この世界の片隅に」に戻れば、戦争を主題に据えつつもコミカルに描くことに批判があるかもしれない。娯楽性を重視してしまっては、戦争の実態が伝わらないこともあるだろう。作者自身、公式アートワークの中で、そのことを念頭に置いていると思われる発言がある。しかし、私は、たとえ戦時下であっても、決して暗いばかりの時代ではなかったのだと思う。
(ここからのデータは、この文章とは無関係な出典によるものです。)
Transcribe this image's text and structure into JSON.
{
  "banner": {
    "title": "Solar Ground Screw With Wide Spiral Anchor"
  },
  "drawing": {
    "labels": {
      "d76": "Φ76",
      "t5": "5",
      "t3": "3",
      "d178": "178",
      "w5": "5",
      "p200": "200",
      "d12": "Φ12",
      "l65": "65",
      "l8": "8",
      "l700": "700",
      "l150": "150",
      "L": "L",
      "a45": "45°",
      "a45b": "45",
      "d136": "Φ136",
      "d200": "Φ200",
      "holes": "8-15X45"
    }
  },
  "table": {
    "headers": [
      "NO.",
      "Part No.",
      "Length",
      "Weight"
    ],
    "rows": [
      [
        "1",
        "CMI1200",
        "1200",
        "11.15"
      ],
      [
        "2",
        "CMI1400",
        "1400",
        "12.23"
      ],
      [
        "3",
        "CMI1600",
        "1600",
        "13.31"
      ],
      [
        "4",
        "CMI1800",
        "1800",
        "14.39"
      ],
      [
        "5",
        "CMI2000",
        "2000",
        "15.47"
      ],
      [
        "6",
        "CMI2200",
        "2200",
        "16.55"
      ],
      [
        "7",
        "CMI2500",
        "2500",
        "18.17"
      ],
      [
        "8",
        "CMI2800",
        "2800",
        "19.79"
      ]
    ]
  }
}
例えば、「この世界の片隅に」の中の呉が初めて空襲を受けるシーンで、すずの義父が空襲中にもかかわらず寝てしまうシーンがある。そんな馬鹿な、と思う人もいるかもしれないが、昭和6年生まれの私の祖母も米軍機をやり過ごすために畑の中に隠れたらそのまま寝てしまったそうで、絶対にない話とは言えない。
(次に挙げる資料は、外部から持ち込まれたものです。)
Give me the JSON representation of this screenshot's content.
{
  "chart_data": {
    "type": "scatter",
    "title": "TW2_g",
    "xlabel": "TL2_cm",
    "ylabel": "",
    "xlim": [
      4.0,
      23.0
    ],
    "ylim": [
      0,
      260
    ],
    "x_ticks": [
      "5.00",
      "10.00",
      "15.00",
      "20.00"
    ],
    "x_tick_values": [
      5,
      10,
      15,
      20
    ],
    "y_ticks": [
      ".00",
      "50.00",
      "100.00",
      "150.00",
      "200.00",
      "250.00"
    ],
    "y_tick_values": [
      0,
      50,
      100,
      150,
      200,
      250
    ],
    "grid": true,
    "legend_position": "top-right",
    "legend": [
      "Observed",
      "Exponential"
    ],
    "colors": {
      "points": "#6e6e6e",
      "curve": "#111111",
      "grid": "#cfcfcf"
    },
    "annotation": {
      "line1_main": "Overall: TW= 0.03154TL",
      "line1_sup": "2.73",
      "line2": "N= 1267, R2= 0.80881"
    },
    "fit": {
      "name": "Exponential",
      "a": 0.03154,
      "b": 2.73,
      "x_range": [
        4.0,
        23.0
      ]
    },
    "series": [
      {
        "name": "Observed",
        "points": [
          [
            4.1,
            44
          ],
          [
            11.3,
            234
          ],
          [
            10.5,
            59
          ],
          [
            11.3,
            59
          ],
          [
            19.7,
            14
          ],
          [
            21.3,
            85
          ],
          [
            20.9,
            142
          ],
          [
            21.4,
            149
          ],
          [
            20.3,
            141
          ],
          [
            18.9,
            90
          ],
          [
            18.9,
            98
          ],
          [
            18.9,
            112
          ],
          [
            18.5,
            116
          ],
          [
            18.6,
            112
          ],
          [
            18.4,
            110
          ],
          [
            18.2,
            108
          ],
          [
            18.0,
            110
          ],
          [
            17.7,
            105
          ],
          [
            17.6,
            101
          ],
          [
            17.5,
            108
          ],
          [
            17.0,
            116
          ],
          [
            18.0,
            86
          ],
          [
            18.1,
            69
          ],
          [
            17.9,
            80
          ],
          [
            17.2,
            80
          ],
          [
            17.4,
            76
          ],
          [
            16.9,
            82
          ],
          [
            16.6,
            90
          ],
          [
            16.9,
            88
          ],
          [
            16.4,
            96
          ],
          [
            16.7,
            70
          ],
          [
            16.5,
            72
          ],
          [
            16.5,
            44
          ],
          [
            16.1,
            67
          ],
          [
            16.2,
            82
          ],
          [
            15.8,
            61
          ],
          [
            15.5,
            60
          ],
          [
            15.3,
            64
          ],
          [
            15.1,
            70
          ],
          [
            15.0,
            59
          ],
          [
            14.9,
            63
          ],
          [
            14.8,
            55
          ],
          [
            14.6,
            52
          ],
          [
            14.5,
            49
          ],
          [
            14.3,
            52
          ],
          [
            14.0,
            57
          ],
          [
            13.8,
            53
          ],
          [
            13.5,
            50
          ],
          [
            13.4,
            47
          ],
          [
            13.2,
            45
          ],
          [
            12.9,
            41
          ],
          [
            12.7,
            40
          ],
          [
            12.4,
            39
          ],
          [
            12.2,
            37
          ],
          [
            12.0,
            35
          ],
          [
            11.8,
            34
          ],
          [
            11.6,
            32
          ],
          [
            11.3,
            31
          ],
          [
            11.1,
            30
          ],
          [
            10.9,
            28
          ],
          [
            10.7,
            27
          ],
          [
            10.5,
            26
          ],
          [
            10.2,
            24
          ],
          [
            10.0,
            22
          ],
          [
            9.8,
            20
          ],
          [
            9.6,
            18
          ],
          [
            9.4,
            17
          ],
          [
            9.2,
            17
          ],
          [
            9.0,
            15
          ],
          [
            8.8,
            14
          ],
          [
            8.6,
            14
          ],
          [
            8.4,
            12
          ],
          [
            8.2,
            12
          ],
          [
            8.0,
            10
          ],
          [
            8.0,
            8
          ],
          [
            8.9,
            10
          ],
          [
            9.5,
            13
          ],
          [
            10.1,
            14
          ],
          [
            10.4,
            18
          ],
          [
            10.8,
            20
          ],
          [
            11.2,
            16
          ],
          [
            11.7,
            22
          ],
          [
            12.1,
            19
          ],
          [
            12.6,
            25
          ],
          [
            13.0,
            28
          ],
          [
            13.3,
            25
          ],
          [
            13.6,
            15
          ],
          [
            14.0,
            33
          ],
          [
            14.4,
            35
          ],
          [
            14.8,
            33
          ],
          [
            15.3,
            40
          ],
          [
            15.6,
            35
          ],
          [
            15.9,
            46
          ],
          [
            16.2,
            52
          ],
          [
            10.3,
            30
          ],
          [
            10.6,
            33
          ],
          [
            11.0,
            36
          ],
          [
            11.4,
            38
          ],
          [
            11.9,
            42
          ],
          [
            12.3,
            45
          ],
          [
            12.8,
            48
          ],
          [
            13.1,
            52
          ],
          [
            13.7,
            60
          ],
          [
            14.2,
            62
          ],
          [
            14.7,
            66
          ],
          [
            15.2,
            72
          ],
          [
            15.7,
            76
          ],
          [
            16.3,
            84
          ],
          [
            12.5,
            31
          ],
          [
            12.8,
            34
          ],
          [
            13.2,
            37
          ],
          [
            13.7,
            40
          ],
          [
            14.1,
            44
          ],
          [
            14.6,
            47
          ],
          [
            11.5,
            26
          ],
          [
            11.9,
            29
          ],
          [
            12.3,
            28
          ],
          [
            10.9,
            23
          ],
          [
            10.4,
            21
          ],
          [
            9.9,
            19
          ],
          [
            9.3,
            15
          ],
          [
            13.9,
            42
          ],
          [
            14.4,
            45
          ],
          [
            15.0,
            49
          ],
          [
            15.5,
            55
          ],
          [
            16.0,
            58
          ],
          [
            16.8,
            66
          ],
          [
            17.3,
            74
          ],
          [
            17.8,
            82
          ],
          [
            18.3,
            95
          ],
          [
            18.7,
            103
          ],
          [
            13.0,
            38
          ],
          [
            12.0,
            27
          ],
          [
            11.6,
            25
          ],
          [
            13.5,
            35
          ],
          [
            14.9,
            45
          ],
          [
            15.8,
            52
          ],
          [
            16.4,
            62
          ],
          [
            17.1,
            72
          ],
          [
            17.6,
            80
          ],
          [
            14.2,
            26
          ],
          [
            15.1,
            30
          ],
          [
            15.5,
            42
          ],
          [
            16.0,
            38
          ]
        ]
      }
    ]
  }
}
作品内の話と似たような話ではないが、祖父の戦争中の経験も、後から振り返れば笑い話、というようなことはいくつかあったようだ。戦時中が楽しい時代だったと言いたいのではない。ただ、当時の人も、いつもいつも辛いと思って生きていくことはできず、ちょっとしたことに楽しみを見出しながら、戦争を生き抜いたのではないかと思う。そういえば、イラク戦争の時だったと思うが、前線に向かう兵士がトラックの荷台でポルノを読んでいたのが印象的だった。これから死ぬかもしれないという緊張感はあまりないように見えたが、それは意識的に作っていた雰囲気なのだろう。辛い状況ばかり考えていたのでは精神が壊れてしまい、戦闘どころではない。

悲観的なことばかり考えているわけではないというのは、現在の状況だけでなく、過去の経験についても当てはまることだ。辛かった時の記憶、あるいは心の傷というものは、ある程度の期間が経過すれば、いつも意識の上にあるというものではなくなってくる。人によってはそういう状態になることを「立ち直る」と表現するのかもしれないが、忘れてしまったわけではないので、折に触れてその記憶がひょっこりと顔を出す。「傷口は塞がるが、傷跡は消えない」ものだ。「夕凪の街、桜の国」の、特に広島の女性が主人公の話である「夕凪の街」は、そのような点をよく描写している。しかし、決して忘れることができなくても、普段は何でもないように振舞えてしまう。それが良いのか悪いのかはわからない。ただ、「傷跡は消えないが、傷口は塞がる」とも言えるのだ。

作品がコミカルであるということは、より多くの読者を獲得するために必要な仕掛けだ。本作では、その仕掛けが作品のテーマを損ねることはなく、むしろ人間の性質をよりよく映し、作品のリアリティを高めてさえいるのではないかと思う。やはり、いい作品だ。